The framework is built upon frozen pretrained unimanual policies and consists of three core learnable modules. Module 1 (Visual Tracker) uses semantic masks to decouple the shared workspace into arm-specific visual inputs, eliminating attention interference. Module 2 (Action Generator) acts as an adapter that transforms high-level instructions into dynamic skill weights and compensation vectors, guiding the low-level policies to achieve coordinated behaviors. Module 3 (Skill Memory) retrieves relevant past experience and incorporates closed-loop reflection, enabling continual learning and rapid adaptation to new tasks.

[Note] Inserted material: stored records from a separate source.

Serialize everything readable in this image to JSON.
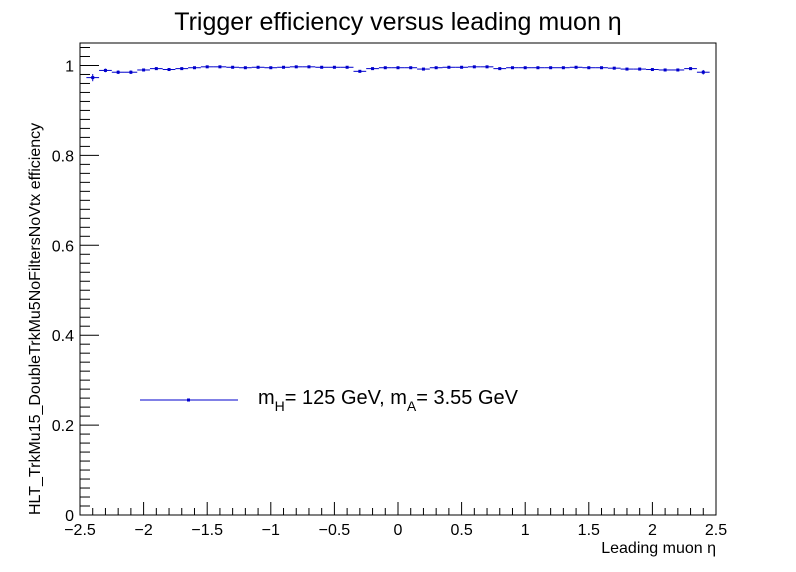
{
  "chart_data": {
    "type": "scatter",
    "title": "Trigger efficiency versus leading muon η",
    "xlabel": "Leading muon η",
    "ylabel": "HLT_TrkMu15_DoubleTrkMu5NoFiltersNoVtx efficiency",
    "xlim": [
      -2.5,
      2.5
    ],
    "ylim": [
      0,
      1.05
    ],
    "x_ticks": [
      -2.5,
      -2,
      -1.5,
      -1,
      -0.5,
      0,
      0.5,
      1,
      1.5,
      2,
      2.5
    ],
    "x_tick_labels": [
      "−2.5",
      "−2",
      "−1.5",
      "−1",
      "−0.5",
      "0",
      "0.5",
      "1",
      "1.5",
      "2",
      "2.5"
    ],
    "y_ticks": [
      0,
      0.2,
      0.4,
      0.6,
      0.8,
      1
    ],
    "y_tick_labels": [
      "0",
      "0.2",
      "0.4",
      "0.6",
      "0.8",
      "1"
    ],
    "grid": false,
    "legend_position": "lower-left",
    "series": [
      {
        "name": "m_H= 125 GeV, m_A= 3.55 GeV",
        "legend_main_1": "m",
        "legend_sub_1": "H",
        "legend_main_2": "= 125 GeV, m",
        "legend_sub_2": "A",
        "legend_main_3": "= 3.55 GeV",
        "color": "#0000cc",
        "bin_half_width": 0.05,
        "x": [
          -2.4,
          -2.3,
          -2.2,
          -2.1,
          -2.0,
          -1.9,
          -1.8,
          -1.7,
          -1.6,
          -1.5,
          -1.4,
          -1.3,
          -1.2,
          -1.1,
          -1.0,
          -0.9,
          -0.8,
          -0.7,
          -0.6,
          -0.5,
          -0.4,
          -0.3,
          -0.2,
          -0.1,
          0.0,
          0.1,
          0.2,
          0.3,
          0.4,
          0.5,
          0.6,
          0.7,
          0.8,
          0.9,
          1.0,
          1.1,
          1.2,
          1.3,
          1.4,
          1.5,
          1.6,
          1.7,
          1.8,
          1.9,
          2.0,
          2.1,
          2.2,
          2.3,
          2.4
        ],
        "y": [
          0.973,
          0.989,
          0.985,
          0.985,
          0.99,
          0.993,
          0.991,
          0.993,
          0.995,
          0.997,
          0.997,
          0.996,
          0.995,
          0.996,
          0.995,
          0.996,
          0.997,
          0.997,
          0.996,
          0.996,
          0.996,
          0.987,
          0.993,
          0.995,
          0.995,
          0.995,
          0.992,
          0.995,
          0.996,
          0.996,
          0.997,
          0.997,
          0.993,
          0.995,
          0.995,
          0.995,
          0.995,
          0.995,
          0.996,
          0.995,
          0.995,
          0.994,
          0.992,
          0.992,
          0.991,
          0.99,
          0.99,
          0.993,
          0.985
        ],
        "yerr": [
          0.008,
          0.004,
          0.004,
          0.004,
          0.003,
          0.003,
          0.003,
          0.002,
          0.002,
          0.002,
          0.002,
          0.002,
          0.002,
          0.002,
          0.002,
          0.002,
          0.002,
          0.002,
          0.002,
          0.002,
          0.002,
          0.003,
          0.002,
          0.002,
          0.002,
          0.002,
          0.002,
          0.002,
          0.002,
          0.002,
          0.002,
          0.002,
          0.002,
          0.002,
          0.002,
          0.002,
          0.002,
          0.002,
          0.002,
          0.002,
          0.002,
          0.002,
          0.002,
          0.003,
          0.003,
          0.003,
          0.003,
          0.003,
          0.005
        ]
      }
    ]
  }
}
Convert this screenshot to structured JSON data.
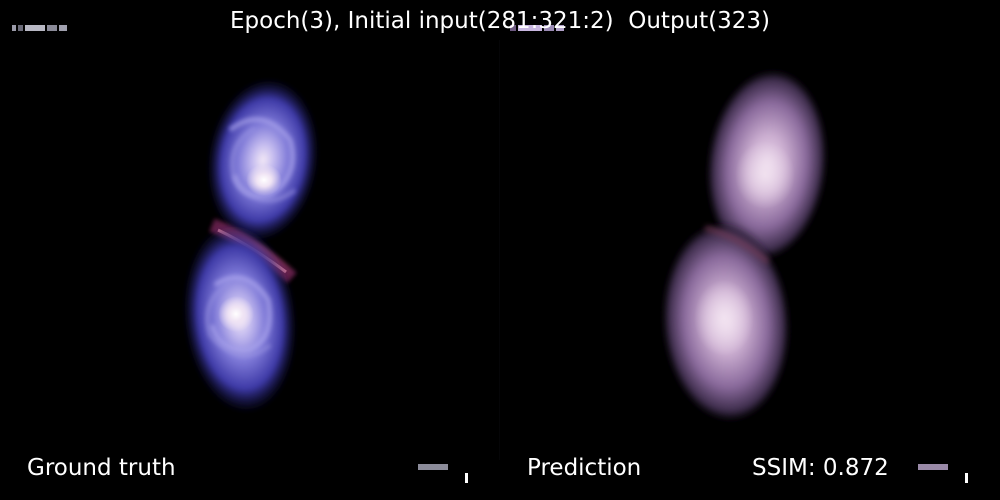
{
  "figure": {
    "title": "Epoch(3), Initial input(281:321:2)  Output(323)",
    "panels": [
      {
        "caption": "Ground truth"
      },
      {
        "caption": "Prediction"
      }
    ],
    "metric": {
      "label": "SSIM",
      "value": "0.872",
      "text": "SSIM: 0.872"
    }
  },
  "colors": {
    "background": "#000000",
    "ground_truth_halo": "#4a46b8",
    "ground_truth_core": "#f2e8f6",
    "ground_truth_arm": "#8a86e0",
    "bridge": "#a63a6a",
    "prediction_halo": "#8a6a9a",
    "prediction_core": "#e6cfe6",
    "caption_text": "#ffffff"
  }
}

We evaluate BimanualShift on six representative bimanual manipulation tasks from RLBench2. RLBench2 extends the widely used unimanual benchmark RLBench to bimanual manipulation scenarios. In simulation, we use two Franka Panda robotic arms equipped with parallel grippers. To fully cover the workspace, we deploy six noise-free RGB-D cameras (256 × 256 resolution) at the front, left shoulder, right shoulder, left wrist, right wrist, and top-down viewpoints.

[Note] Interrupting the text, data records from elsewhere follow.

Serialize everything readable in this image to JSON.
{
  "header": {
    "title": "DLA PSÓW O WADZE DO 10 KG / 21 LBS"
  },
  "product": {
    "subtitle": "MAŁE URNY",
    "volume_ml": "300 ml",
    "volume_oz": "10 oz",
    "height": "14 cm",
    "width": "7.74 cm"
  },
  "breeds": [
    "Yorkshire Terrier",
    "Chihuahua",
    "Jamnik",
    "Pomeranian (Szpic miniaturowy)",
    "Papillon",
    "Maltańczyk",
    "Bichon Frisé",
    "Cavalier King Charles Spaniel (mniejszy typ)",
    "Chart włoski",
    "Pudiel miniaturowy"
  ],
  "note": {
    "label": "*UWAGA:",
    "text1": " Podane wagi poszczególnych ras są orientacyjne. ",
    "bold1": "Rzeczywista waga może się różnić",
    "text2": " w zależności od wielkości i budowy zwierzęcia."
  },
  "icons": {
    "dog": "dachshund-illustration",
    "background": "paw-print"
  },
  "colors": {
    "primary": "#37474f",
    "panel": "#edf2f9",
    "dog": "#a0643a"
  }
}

The evaluation involves eight real-world tasks covering diverse challenges: Flower Arrangement and Pouring Water require coordinated stability and smooth motion control; Toasting Completion and Vegetable Sorting test synchronous grasping and timing; Quilt Folding and Cable Routing demand robust control under deformable object dynamics; while Toaster Activation and Block Threading involve heterogeneous actions and high-precision spatial alignment in constrained spaces.
Vegetable Sorting
Pouring Water
Cable Routing
Block Threading
Toaster Activation
Toasting Completion
Flower Arrangement
Quilt Folding
To evaluate the generalization capability of BimanualShift under unseen conditions, we conduct a generalization study on the Block Threading task using the best-performing configuration, BimanualShift-PerAct. Five types of perturbations are considered: unseen object color, unseen object shape, lighting change, left–right task exchange, and unseen background.
Unseen Object Color
Unseen Object Shape
Lighting Change
Left-Right Task Exchange
Unseen Background
To validate the reliability of BimanualShift in industrial deployment, we introduce two representative sources of real-world disturbances on the physical robot platform: 1) Extreme Glare, induced by a high-intensity point light to create severe reflections and shadows, and 2) Camera Perturbations, simulated by injecting a 1 cm translational error and a 2° rotational error into the camera extrinsic parameters.
To evaluate the lifelong learning capability of the skill memory module in BimanualShift, we construct a long-horizon task that requires sequential composition of multiple actions, after the model has learned the Toasting Completion and Toaster Activation skills. The task consists of four actions: Action 1 (inserting the toast into the toaster), Action 2 (pressing the activation button), Action 3 (grasping the toasted bread), and Action 4 (placing the bread onto a plate).